Best Neighbors Ever

I'm in a lot of shock and not getting much done today because I got the news that our incredible neighbor, John, passed away yesterday after a brief illness.


(terrible picture but best I can do in a quick timeframe)

His story is not mine to tell, but my memories are, and there are so many of them. They are flooding through my mind right now that it's hard to get much else done, so I'm doing what I usually do when that happens and write.

John and his wife Linda were the first people I knew on my block — in fact, I knew them before I bought the house. Linda worked with my friend Elaine at TPT and they welcomed us with open arms and connected us in to everyone immediately. 

Whatever we needed help with, John was there, where it was work on the house or a drink in the back yard next to the chimichanga.

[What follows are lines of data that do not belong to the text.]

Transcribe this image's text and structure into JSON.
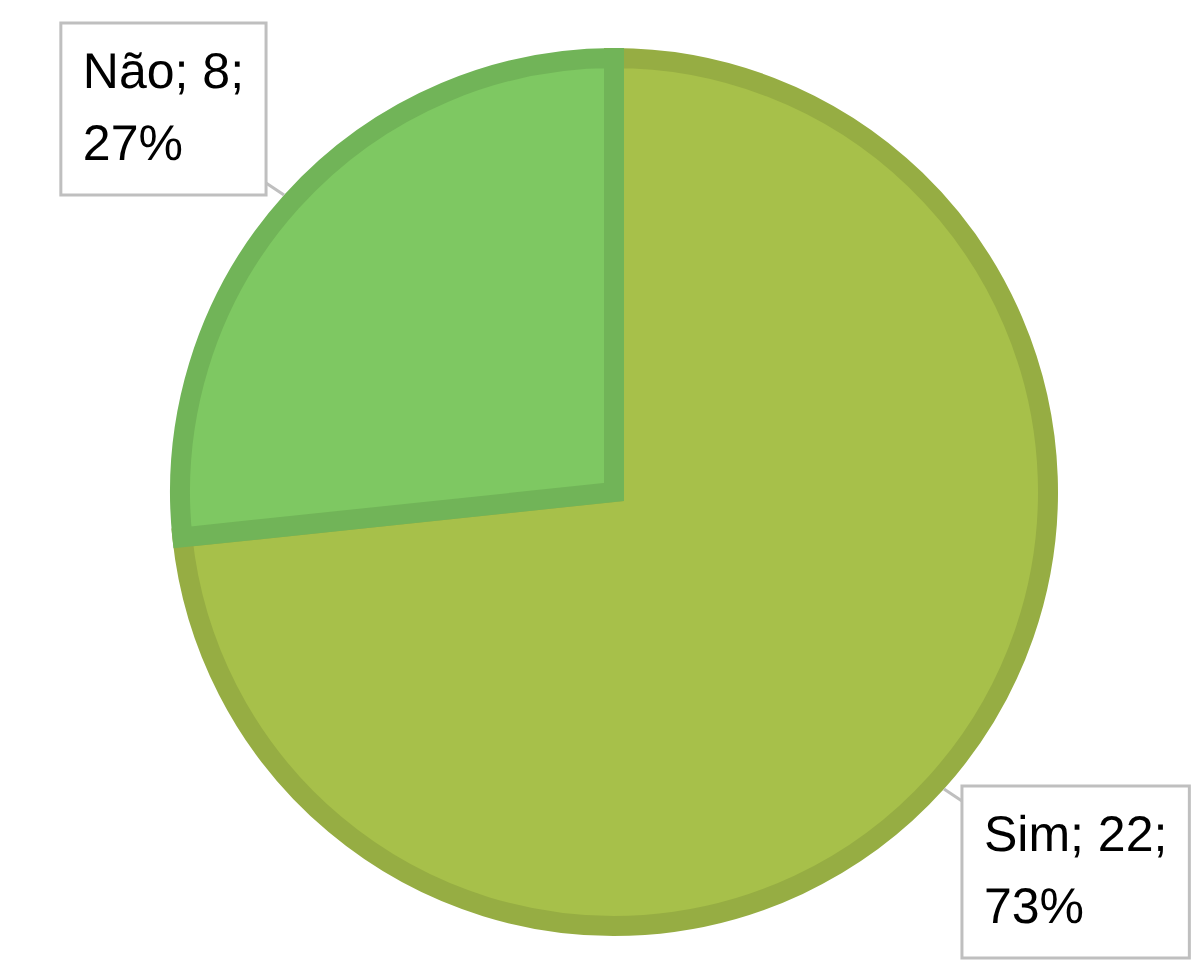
{
  "chart_data": {
    "type": "pie",
    "categories": [
      "Sim",
      "Não"
    ],
    "values": [
      22,
      8
    ],
    "colors": [
      "#a7c04a",
      "#7ec862"
    ],
    "value_labels": [
      "22;\n73%",
      "8;\n27%"
    ]
  }
}
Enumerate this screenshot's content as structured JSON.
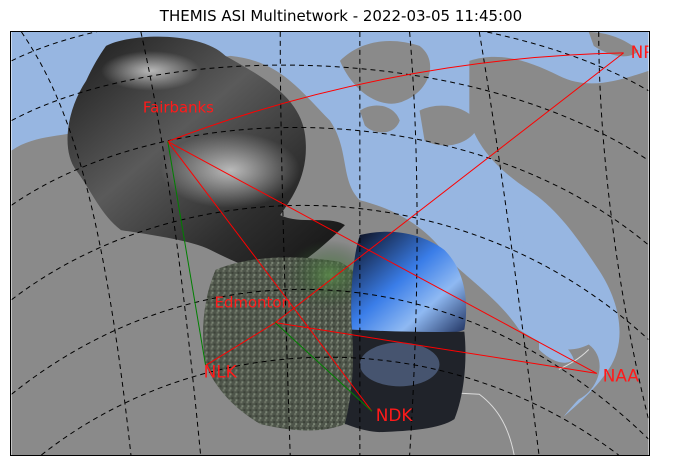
{
  "title": "THEMIS ASI Multinetwork - 2022-03-05 11:45:00",
  "colors": {
    "ocean": "#97b6e1",
    "land": "#8a8a8a",
    "graticule": "#000000",
    "link_red": "#ff0000",
    "link_green": "#008000",
    "label": "#ff1a1a"
  },
  "stations": {
    "fairbanks": "Fairbanks",
    "edmonton": "Edmonton",
    "nrk": "NRK",
    "naa": "NAA",
    "nlk": "NLK",
    "ndk": "NDK"
  }
}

I talked him into stage managing at Jeune Lune and he stayed for awhile as production manager and never held it against me.

He and Linda were always going to great theater, and opera, and we listened to so much music and talked about art at their place. Dinners were so much fun, whether just us, or with friends Peter and Sylvia, or their whole family.

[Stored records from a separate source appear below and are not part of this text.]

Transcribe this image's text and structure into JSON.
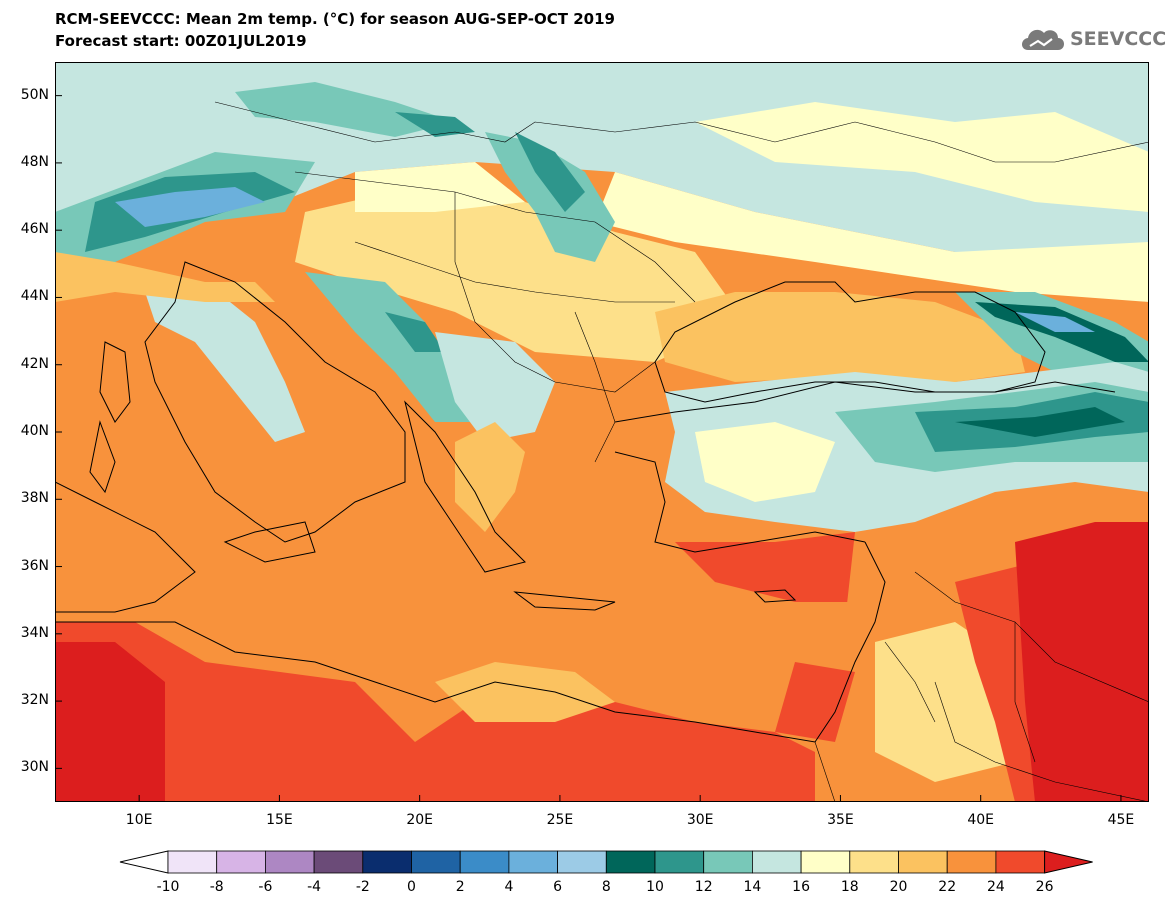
{
  "header": {
    "line1": "RCM-SEEVCCC: Mean 2m temp. (°C) for season AUG-SEP-OCT 2019",
    "line2": "Forecast start: 00Z01JUL2019"
  },
  "logo": {
    "text": "SEEVCCC",
    "icon": "cloud-icon"
  },
  "map": {
    "lon_range": [
      7,
      46
    ],
    "lat_range": [
      29,
      51
    ],
    "lat_ticks": [
      {
        "value": 50,
        "label": "50N"
      },
      {
        "value": 48,
        "label": "48N"
      },
      {
        "value": 46,
        "label": "46N"
      },
      {
        "value": 44,
        "label": "44N"
      },
      {
        "value": 42,
        "label": "42N"
      },
      {
        "value": 40,
        "label": "40N"
      },
      {
        "value": 38,
        "label": "38N"
      },
      {
        "value": 36,
        "label": "36N"
      },
      {
        "value": 34,
        "label": "34N"
      },
      {
        "value": 32,
        "label": "32N"
      },
      {
        "value": 30,
        "label": "30N"
      }
    ],
    "lon_ticks": [
      {
        "value": 10,
        "label": "10E"
      },
      {
        "value": 15,
        "label": "15E"
      },
      {
        "value": 20,
        "label": "20E"
      },
      {
        "value": 25,
        "label": "25E"
      },
      {
        "value": 30,
        "label": "30E"
      },
      {
        "value": 35,
        "label": "35E"
      },
      {
        "value": 40,
        "label": "40E"
      },
      {
        "value": 45,
        "label": "45E"
      }
    ]
  },
  "colorbar": {
    "labels": [
      "-10",
      "-8",
      "-6",
      "-4",
      "-2",
      "0",
      "2",
      "4",
      "6",
      "8",
      "10",
      "12",
      "14",
      "16",
      "18",
      "20",
      "22",
      "24",
      "26"
    ],
    "colors": [
      "#f0e4f8",
      "#d7b4e6",
      "#ad87c3",
      "#6b4b78",
      "#0a2d6e",
      "#1f63a4",
      "#3b8cc8",
      "#6bb0dc",
      "#9ccbe6",
      "#00665a",
      "#2e968c",
      "#78c8b8",
      "#c5e6e0",
      "#ffffc8",
      "#fde08a",
      "#fbc260",
      "#f8923c",
      "#f04a2c"
    ],
    "low_arrow_color": "#ffffff",
    "high_arrow_color": "#dc1e1e"
  }
}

Sitting on the porch checking out what was going on, working at Holcombe Circle, lending his truck, participating in "Ashland Eats Out," Christmas caroling at Holcombe Circle — he was always part of the neighborhood and everything that went on in it.

He and Linda were some of the first to meet (and give approval to) Patrick when we first started dating.

The night my mom died (Christmas, even) he made me many martinis and let me blue until I didn't make any sense (which was easy with the martinis).

He always had opinions, but never held it against you when yours didn't match (which quietly converted you anyway).

He loved Linda so much. Their wedding anniversary was the same date as our reception, and we took it as a good sign that we would love as long and hard as they did.

He was going to teach Beatrix to play the accordion. The last time his band played we did not make it and I am kicking myself hard now.

I don't think he knew how important he was to so many people.

I don't see all of you enough or tell you enough how much I love you. But I really, really do.